DEFORME: El presidente de la FED fue contundente al advertir este viernes de que, ante la disyuntiva de elegir entre el dolor mayor que provocaría una inflación todavía más descontrolada, y otro menor, el que infligiría a familias y empresas una política monetaria más dura, elegirá la segunda opción. Parece que, como predijeron una estanflación, se empeñarán en que ocurra. Aunque el consumo se defienda como gato boca arriba.

DE FONDO: Retomo y recuerdo al gran autor húngaro Sandor Márai (1900-1989). Su obra es imprescindible, impecable y dramáticamente descriptiva. En uno de sus libros: “Lo que no quise decir” (1949, al borde del autoexilio), habla de una Hungría en donde “todavía no había guerra, pero lo que había ya no era paz”.

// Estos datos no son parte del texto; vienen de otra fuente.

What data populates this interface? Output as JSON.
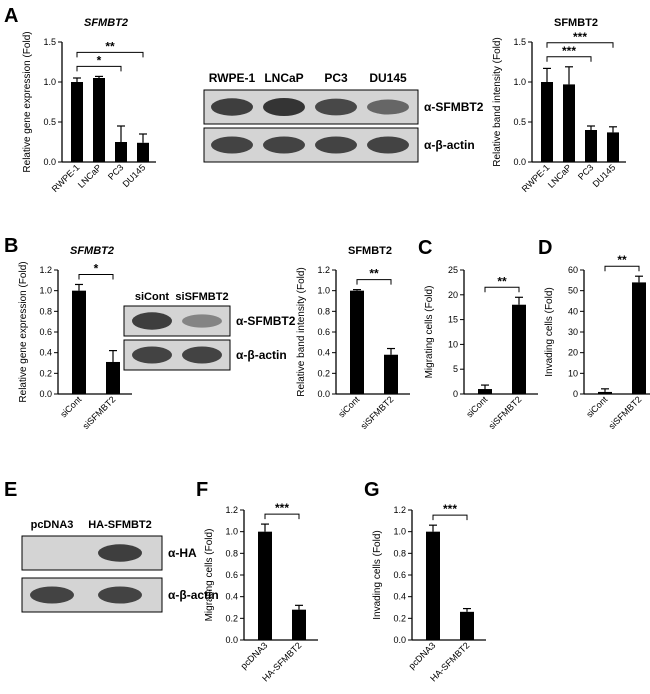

Aunque lo tenía presente, un extraordinario artículo de Linda Atach Zaga (“El Economista”, 16 de agosto) nos sintetiza como Márai explica la agitación social propiciada por la prensa afiliada al nazismo para sembrar el odio a la burguesía. Primero había que descalificar a los supuestos enemigos con un tono burlón, irónico y despectivo, luego mezclar y confundir argumentos “científicos”, e “históricos” recopilados por “expertos” y finalmente usar generalidades tipo “anti demócrata” o “enemigo de la nación”. Esto, señala la autora, suena familiar y asusta, y concluye: “No lo olvidemos. Sandor Márai vivió en un país invadido. Nosotros en cambio, vivimos en una democracia y tenemos el derecho a disentir.